Even as recently as 20-30 years ago teaching was a noble and rewarding profession, but now you have crap like no child left behind and teaching to standardized tests. Back in the days when I was in school, the dumb kids and the fuckups were marginalized. Now, thanks to political correctness (and conveniently the Republican love of cheap labor and the Democrat love of votes from useful idiot leeches), the fuckup kids get to drag down the education of the whole class. Now many of them have to teach Common-core, which is obviously designed to break students' wills and indoctrinate them into obedience of the state.
And for all the bitching about teachers' unions, where is all the bitching about government employees' unions, or prison guards' unions? Why the fuck do they need unions anyway, not that they have a goddamn thing to worry about. I've seen waaaaaay more incompetent government unionists than teachers' unionists. Where is all the crying about them?!
(Score: 2, Insightful) by Nerdfest on Friday July 01 2016, @06:26PM
I don't "hate" teachers, although where I am, I think they're overpaid based on the number of people that are wiling to teach. I also think standardized testing is a great idea at a bare *minimum* to make sure that education is actually working, and how well. I agree with about the lack of responsibility for children, although I blame that on parents, not on teachers, and yes, it's dragging down everyone else. Teachers here generally have several "assistants" to help manage the kid that should not be in that class. That's a separate problem of course. The curriculum in general has been screwed up in many ways as well. What they've done to mathematics and arithmetic in elementary school is absolutely ridiculous and is quite detrimental.
Personally, I think teachers should also work year-round, with the summer being used for improving course curriculum and materials. I keep hearing "Oh, I spend 2 hours a night preparing course material". We've been teaching these same courses for a very long time. The material and planning should be laid out down to the day (with some slack of course, and options), but for every teacher to be doing it manually each year is silly.
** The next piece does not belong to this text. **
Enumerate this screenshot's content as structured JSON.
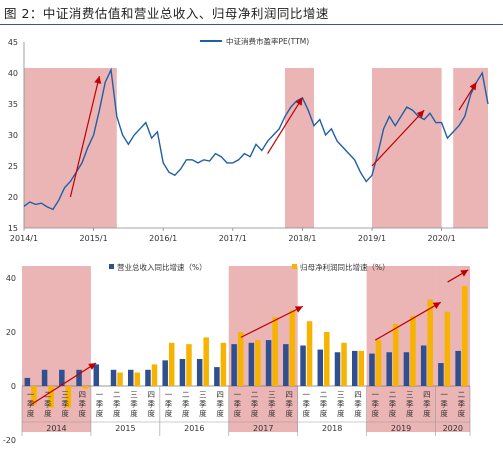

If teachers want to do something different, that's fine, but there is a certain level that must be attained.
(Score: 0) by Anonymous Coward on Saturday July 02 2016, @11:25AM
Teaching isn't like writing a song, and then singing that same song for the next 50 years until you retire.
"They" have done something to mathematics. Oops, there goes all your hard work planning your course just right. Now you have to make a new one that fits 'common core' or whatever this years flavour is called. You have to "manage kids", of course they are all the same, and what works with one is interchangeable with another. You want teachers to get better and better, but spend no time on improving their plans and course material. It's not like "facts" ever change is it. Until "they" all decide slavery isn't important anymore and everyone should learn programming now instead. Lucky no one ever discovers anything new, or invents anything. Nothing ever changes to a new version and things don't go in and out of fashion.
Ahh the republican dream time, it's the 1950's and nothing will ever change.
(Score: 2) by Nerdfest on Friday July 01 2016, @06:38PM
Also, I agree about the public employee unions, and I'm even currently in one (not by choice). Pay for public jobs should be fixed, with the pay tied to the cost of living. I' have heard lots of complaining about government unions though, and much of it is deserved.
(Score: 0) by Anonymous Coward on Saturday July 02 2016, @08:36AM
My first grade teacher was married to the local union boss. She got away with everything. Mostly, she went to Hawaii and left us with substitutes.
My high school physics teacher was head of the department. He taught about 30 days of honors physics. The rest of the time was spent running a blood drive, going outside to smoke, and maybe doing some yearbook stuff.